September 10, 2012 – Cartoonist Aseem Trivedi is arrested on sedition charges along with 66A, for allegedly posting objectionable content on his website. The arrest has been made pursuant to a private complaint by a lawyer.

October 31, 2012 – An industrialist in Puducherry is arrested under Section 66A for comments on twitter against the son of Union Home Minister P. Chidambaram.

November 9, 2012 – The Constitutional validity of the Section 66A is challenged before the Madurai bench of the Madras High Court.

November 19, 2012 – Two girls are arrested in Palghar, Maharastra for questioning the shut down of the city after the death of Bal Thackeray under Section 66A of the IT Act and Section 295 of the Indian Penal Code.

November 20, 2012 – The Chairman of the Press Council of India, writes to the Maharashtra Chief Minister questioning the legal validity of the arrest of the two girls under Section 66A. The letter(s) may be accessed here.

November 21, 2012 – The division bench of the Madras High Court issues notice to the State in the pending PIL concerning Section 66A.

November 21, 2012 – A division bench of the Lucknow High Court accepts a PIL questioning the constitutional validity of Section 66A.

November 23, 2012 – Two Air India employees have been detained under Section 66A for offensive content posted on a Facebook group against certain Congress leaders.

November 29, 2012 – A Supreme Court bench consisting of the Chief Justice of India Altamas Kabir and Justice Jasti Chelameswar accept a PIL questioning the validity of Section 66A.

November 29, 2012 – Union Telecom and IT Minister Kapil Sibal issued guidelines for the better enforcement of Section 66A. Under these new guidelines cases under Section 66(A) can only be registered if prior approval has been sought by DCP rank officers in urban areas and IG rank officials in rural areas.

November 30, 2012 – The cyber hacktivist group Anonymous hacks Union Ministers Kapil Sibal’s website in protest over the misuse of Section 66A.

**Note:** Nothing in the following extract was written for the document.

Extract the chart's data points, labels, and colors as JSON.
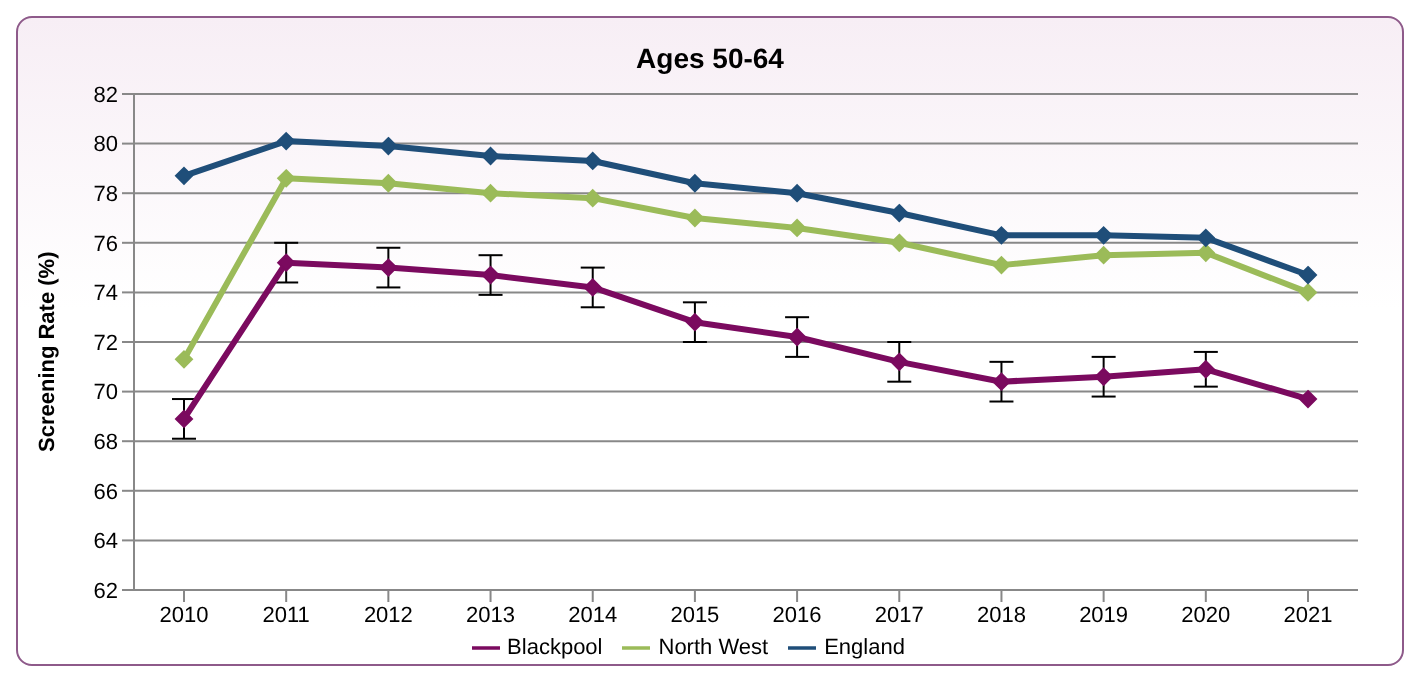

November 30, 2012 – The Supreme Court seeks the opinion of the Attorney General regarding the status of Section 66A. Mr. Vahanvati reiterates the need for retaining the provision, while indicating that the government intention to enforce the relevant guidelines, for more tailored implementation. The court issues notices to the Centre, Maharashtra, Puducherry, Delhi, Tamil Nadu and West Bengal.

December 8, 2012 – A 20 year old man was arrested in Rourkela for uploading communally sensitive pictures on his Facebook account. Officials claim that the picture contained a Hindu god atop a Mosque, was allegedly uploaded on the anniversary of the Babri Masjid demolition.

December 14, 2012 – The cyber hacktivist group Anonymous defaces the BSNL website in protest over the misuse of Section 66A. They have uploaded images of cartoonist Aseem Trivedi, drawing attention to his imprisonment earlier this year.

December 14, 2012 – The Issue of the misuse of Section 66A by state governments was raised in Rajya Sabha, with members urging a reconsideration of the provision. Some members of Parliament also directly questioned the constitution validity of  Section 66A and demanded its suitable amendment. In response to these concerns the Union Minister for Telecom and IT has suggested advisory guidelines for the implementation of Section 66A to circumvent misuse by state governments.

December 15, 2012 – Cartoonist Aseem Trivedi ends his 8 day fast against Section 66A in Delhi.